Arlindo e a poeira
O escarro atingiu o asfalto com a precisão assustadora de um míssil de cruzeiro. A estalada sonora espantou alguns pardais que se coçavam ali perto, o ar quente e seco de Agosto a fazê-la ecoar por entre os prédios. Castanha com o café matinal, a coloidal descarga borbulhou durante dois segundos a fritar ao sol, e depois desapareceu deixando para trás alguns montículos mais espessos.
Ao passar pela igreja, viu uns vinte metros mais abaixo a Bina que se passeava, já a esta hora, a tresandar queca por todos os poros, os olhos raiados de sémen. Cabrona. Também tu hás-de roê-lo, pensou.
Raspou a unha crescida do mindinho por trás da orelha esquerda, arrancando milhares de células epiteliais há muito tempo mortas e esquecidas. Arreganhou o maxilar inferior, e com as presas afiadas libertou a unha do seu fardo.
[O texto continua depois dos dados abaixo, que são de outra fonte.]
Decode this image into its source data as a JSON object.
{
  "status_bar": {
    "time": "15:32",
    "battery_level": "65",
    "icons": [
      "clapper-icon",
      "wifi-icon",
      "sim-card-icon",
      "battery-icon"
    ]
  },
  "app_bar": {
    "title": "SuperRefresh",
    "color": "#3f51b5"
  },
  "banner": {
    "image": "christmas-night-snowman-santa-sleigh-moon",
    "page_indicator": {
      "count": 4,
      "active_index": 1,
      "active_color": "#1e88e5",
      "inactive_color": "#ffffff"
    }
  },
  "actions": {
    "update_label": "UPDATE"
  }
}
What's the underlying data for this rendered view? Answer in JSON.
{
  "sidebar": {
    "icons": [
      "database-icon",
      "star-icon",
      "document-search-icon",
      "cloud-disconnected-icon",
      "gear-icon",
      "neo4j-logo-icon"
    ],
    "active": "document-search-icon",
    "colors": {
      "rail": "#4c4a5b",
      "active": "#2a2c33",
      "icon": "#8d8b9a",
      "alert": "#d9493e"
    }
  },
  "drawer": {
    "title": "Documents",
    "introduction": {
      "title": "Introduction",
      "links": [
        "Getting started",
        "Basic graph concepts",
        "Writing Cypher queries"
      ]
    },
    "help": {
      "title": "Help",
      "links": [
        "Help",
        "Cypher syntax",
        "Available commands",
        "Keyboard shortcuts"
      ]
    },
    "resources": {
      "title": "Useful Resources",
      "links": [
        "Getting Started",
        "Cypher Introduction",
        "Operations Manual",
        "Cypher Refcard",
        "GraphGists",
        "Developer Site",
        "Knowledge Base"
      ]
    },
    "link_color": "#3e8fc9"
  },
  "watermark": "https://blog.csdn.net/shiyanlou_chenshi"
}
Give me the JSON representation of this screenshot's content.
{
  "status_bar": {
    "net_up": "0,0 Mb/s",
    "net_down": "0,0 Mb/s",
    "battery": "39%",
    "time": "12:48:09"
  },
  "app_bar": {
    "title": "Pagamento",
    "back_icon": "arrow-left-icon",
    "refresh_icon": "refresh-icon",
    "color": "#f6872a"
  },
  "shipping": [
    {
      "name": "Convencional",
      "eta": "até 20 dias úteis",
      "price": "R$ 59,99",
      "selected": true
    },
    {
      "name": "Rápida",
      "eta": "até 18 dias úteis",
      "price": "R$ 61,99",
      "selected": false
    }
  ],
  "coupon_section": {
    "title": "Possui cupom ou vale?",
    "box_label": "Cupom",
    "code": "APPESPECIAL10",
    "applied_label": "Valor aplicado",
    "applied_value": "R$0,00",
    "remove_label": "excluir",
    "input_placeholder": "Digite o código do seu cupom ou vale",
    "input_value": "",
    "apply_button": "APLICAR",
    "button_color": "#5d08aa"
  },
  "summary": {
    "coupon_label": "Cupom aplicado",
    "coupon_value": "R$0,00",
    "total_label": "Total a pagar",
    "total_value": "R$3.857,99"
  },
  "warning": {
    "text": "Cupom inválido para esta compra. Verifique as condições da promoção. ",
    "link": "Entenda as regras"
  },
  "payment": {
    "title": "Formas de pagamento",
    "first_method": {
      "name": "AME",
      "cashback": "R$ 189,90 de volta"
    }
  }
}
Puxou de um cigarro. A chama do isqueiro bruxuleava à frente dos seus olhos, hipnotizando-o e levando a sua mente simples até outras paragens. Quem faria arder a chama? Não queria acreditar nos jeovás, nem nessa corja de manás e universais dum cabrão, que passavam a vida a besuntar-se com óleo de fritar e a mugir como se tivessem os pelos do cu a arder. Mas quem faria arder a chama, e onde iriam buscar tanta gaja boa a falar inglês tão bem para fazer as Marés Vivas? Doía-lhe a cabeça, fechou o isqueiro, deu uma passa que o encheu até à bexiga e continuou o seu caminho.
Abriu a porta da oficina com uma patada seca no sítio secreto que só ele e o Canina conheciam. Depois tropeçou na lata dos pregos, caíu em cima de uma cavilha e morreu. Sic transit gloria mundi.